В Орле мы чувствовали нити, протянутые к временам Тургенева. Так, в самом конце Садовой на довольно крутом обрыве в болотистую широкую долину речки Орлика стоял дом, который описан в «Дворянском Гнезде». При мне в этом доме с садом, выходившим на обрыв, жила милейшая семья Морица Оттоновича Паррота, члена суда, и его четырех сыновей Владимира, Александра, Сергея и Глеба. Между прочим, потрачу несколько строк на комичный случай. Несмотря на приход большевиков, мы, молодежь, еще усиленно цеплялись за остатки прежнего быта, играли в саду Дворянского собрания в теннис по всей форме, в белых костюмах. В Орле была прехорошенькая и милая барышня, только что кончившая гимназию, Таня Лосева, за которой я усиленно ухаживал. После тенниса как-то мы пошли с ней на Орлик, под Дворянским Гнездом сели в лодку, и я стал грести по капризным извивам речонки мимо крестьян, косивших на берегу. Один из них, покатываясь со смеху, закричал мне, указывая на мои белые теннисные брюки: «Что же ты, барчук, срамишь девушку, в одном исподнем без штанов щеголяешь!»
Так в начале лета доживали последние дни помещики в Орле: Матвеевы, Талызины, Боборыкины, Левшины, Куракины, Оливы, Шамшевы, Блохины, Шепелевы-Воронович, Володимировы. Беспечность и непонимание ими надвигавшейся грозы были непостижимы.
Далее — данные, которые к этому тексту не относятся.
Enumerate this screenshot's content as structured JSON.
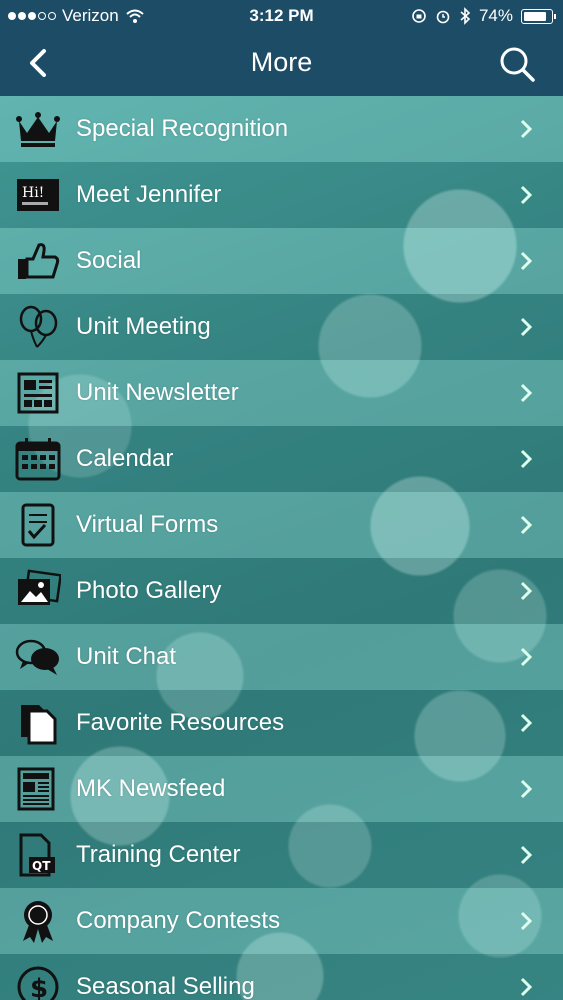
{
  "status_bar": {
    "carrier": "Verizon",
    "time": "3:12 PM",
    "battery": "74%",
    "battery_level": 0.74,
    "signal_bars": 3
  },
  "nav": {
    "title": "More",
    "back_icon": "chevron-left-icon",
    "search_icon": "search-icon"
  },
  "menu": {
    "items": [
      {
        "label": "Special Recognition",
        "icon": "crown-icon"
      },
      {
        "label": "Meet Jennifer",
        "icon": "hi-name-tag-icon"
      },
      {
        "label": "Social",
        "icon": "thumbs-up-icon"
      },
      {
        "label": "Unit Meeting",
        "icon": "balloons-icon"
      },
      {
        "label": "Unit Newsletter",
        "icon": "newsletter-icon"
      },
      {
        "label": "Calendar",
        "icon": "calendar-icon"
      },
      {
        "label": "Virtual Forms",
        "icon": "checklist-icon"
      },
      {
        "label": "Photo Gallery",
        "icon": "photos-icon"
      },
      {
        "label": "Unit Chat",
        "icon": "chat-bubbles-icon"
      },
      {
        "label": "Favorite Resources",
        "icon": "documents-icon"
      },
      {
        "label": "MK Newsfeed",
        "icon": "newspaper-icon"
      },
      {
        "label": "Training Center",
        "icon": "qt-document-icon"
      },
      {
        "label": "Company Contests",
        "icon": "award-ribbon-icon"
      },
      {
        "label": "Seasonal Selling",
        "icon": "dollar-icon"
      }
    ]
  },
  "colors": {
    "bar": "#1d4d66",
    "background": "#3f8f8c",
    "text": "#ffffff"
  }
}
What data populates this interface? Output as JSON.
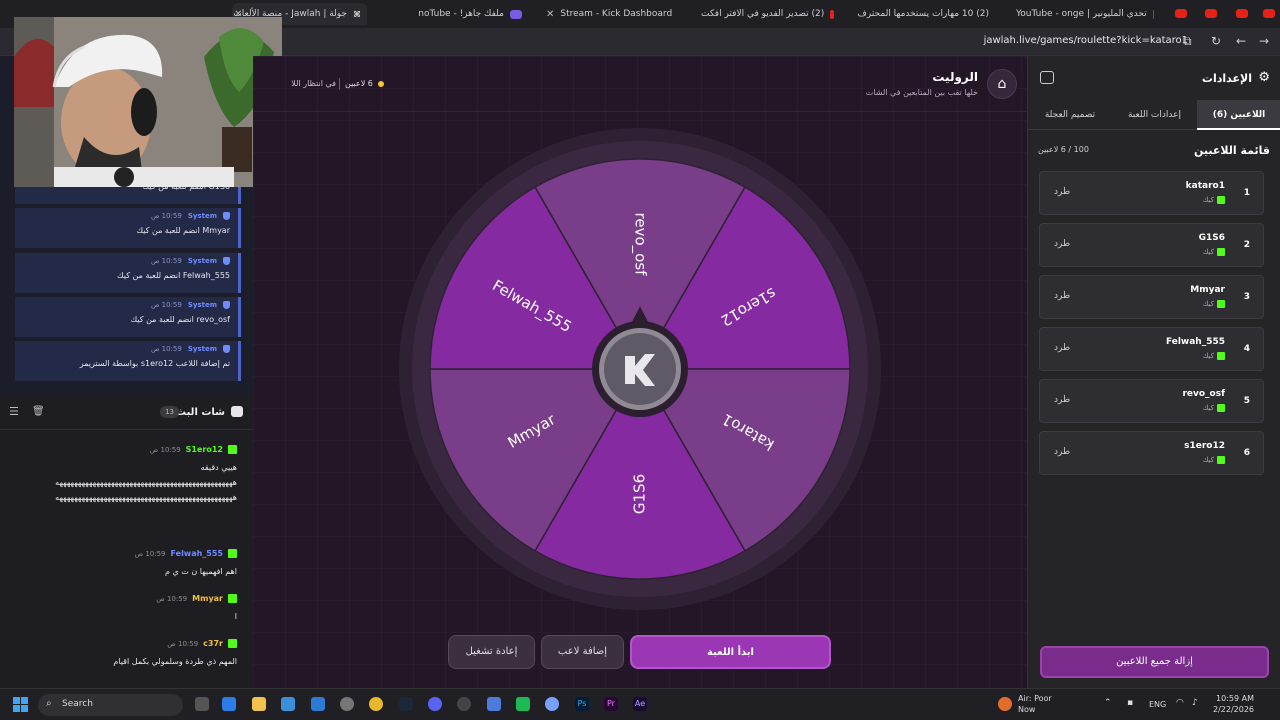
{
  "browser": {
    "tabs": [
      {
        "label": "جولة | Jawlah - منصة الألعاب التف",
        "icon": "jawlah"
      },
      {
        "label": "ملفك جاهز! - noTube",
        "icon": "notube"
      },
      {
        "label": "Stream - Kick Dashboard",
        "icon": "kick"
      },
      {
        "label": "(2) تصدير الفديو في الافتر افكت",
        "icon": "youtube"
      },
      {
        "label": "(2) 10 مهارات يستخدمها المحترف",
        "icon": "youtube"
      },
      {
        "label": "تحدي المليونير | YouTube - onge",
        "icon": "youtube"
      }
    ],
    "url": "jawlah.live/games/roulette?kick=kataro1"
  },
  "system_messages": [
    {
      "sender": "System",
      "time": "10:59 ص",
      "text": "G1S6 انضم للعبة من كيك"
    },
    {
      "sender": "System",
      "time": "10:59 ص",
      "text": "Mmyar انضم للعبة من كيك"
    },
    {
      "sender": "System",
      "time": "10:59 ص",
      "text": "Felwah_555 انضم للعبة من كيك"
    },
    {
      "sender": "System",
      "time": "10:59 ص",
      "text": "revo_osf انضم للعبة من كيك"
    },
    {
      "sender": "System",
      "time": "10:59 ص",
      "text": "تم إضافة اللاعب s1ero12 بواسطة الستريمر"
    }
  ],
  "chat": {
    "title": "شات البث",
    "count": "13",
    "messages": [
      {
        "user": "S1ero12",
        "color": "#53fc18",
        "time": "10:59 ص",
        "text": "هييي دقيقه"
      },
      {
        "user": "",
        "color": "#53fc18",
        "time": "",
        "text": "ههههههههههههههههههههههههههههههههههههههههههههههههه"
      },
      {
        "user": "",
        "color": "#53fc18",
        "time": "",
        "text": "ههههههههههههههههههههههههههههههههههههههههههههههههه"
      },
      {
        "user": "Felwah_555",
        "color": "#6f8cff",
        "time": "10:59 ص",
        "text": "اهم افهميها ن ت ي م"
      },
      {
        "user": "Mmyar",
        "color": "#f0c040",
        "time": "10:59 ص",
        "text": "ا"
      },
      {
        "user": "c37r",
        "color": "#f0c040",
        "time": "10:59 ص",
        "text": "المهم ذي طردة وسلمولي بكمل اقيام"
      }
    ]
  },
  "game": {
    "title": "الروليت",
    "subtitle": "خلها تقب بين المتابعين في الشات",
    "player_count_label": "6 لاعبين",
    "waiting_label": "في انتظار اللاعبين",
    "wheel_segments": [
      "revo_osf",
      "s1ero12",
      "kataro1",
      "G1S6",
      "Mmyar",
      "Felwah_555"
    ],
    "segment_colors": [
      "#7a3d8a",
      "#852aa0"
    ],
    "start_label": "ابدأ اللعبة",
    "add_player_label": "إضافة لاعب",
    "restart_label": "إعادة تشغيل"
  },
  "settings": {
    "title": "الإعدادات",
    "tabs": [
      {
        "label": "اللاعبين (6)",
        "active": true
      },
      {
        "label": "إعدادات اللعبة",
        "active": false
      },
      {
        "label": "تصميم العجلة",
        "active": false
      }
    ],
    "list_title": "قائمة اللاعبين",
    "list_count": "100 / 6 لاعبين",
    "players": [
      {
        "index": "1",
        "name": "kataro1",
        "platform": "كيك",
        "kick_label": "طرد"
      },
      {
        "index": "2",
        "name": "G1S6",
        "platform": "كيك",
        "kick_label": "طرد"
      },
      {
        "index": "3",
        "name": "Mmyar",
        "platform": "كيك",
        "kick_label": "طرد"
      },
      {
        "index": "4",
        "name": "Felwah_555",
        "platform": "كيك",
        "kick_label": "طرد"
      },
      {
        "index": "5",
        "name": "revo_osf",
        "platform": "كيك",
        "kick_label": "طرد"
      },
      {
        "index": "6",
        "name": "s1ero12",
        "platform": "كيك",
        "kick_label": "طرد"
      }
    ],
    "remove_all_label": "إزالة جميع اللاعبين"
  },
  "taskbar": {
    "search": "Search",
    "weather_title": "Air: Poor",
    "weather_sub": "Now",
    "lang": "ENG",
    "time": "10:59 AM",
    "date": "2/22/2026"
  }
}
Так, в дни, когда Ленин боролся со смертью после выстрела Доры[6] Каплан и все газеты исходили бешеной слюной, провозглашая массовый террор, Владимир Сергеевич Олив серьезно развивал мысль об организации своего рода дворянского клуба, где мы все могли бы часто встречаться. Скоро и в Орле была организована ЧеКа, во главе которой стал латыш Рамо. Летом и в начале осени она почти никого не арестовывала, собирала информацию. Здесь выяснилось одно верное правило: при терроре надо было жить в городе, в котором вас никто не знал, в котором вы не служили и были незаметным. ЧеКа вылавливала только коренных жителей города, всем известных как домовладельцев и бывших чиновников. От выстрела Доры Каплан колесо истории запнулось: небольшая доля сантиметра в пути пули решила историю мира. Она пошла бы, вероятно, другим путем, не выживи Ленин.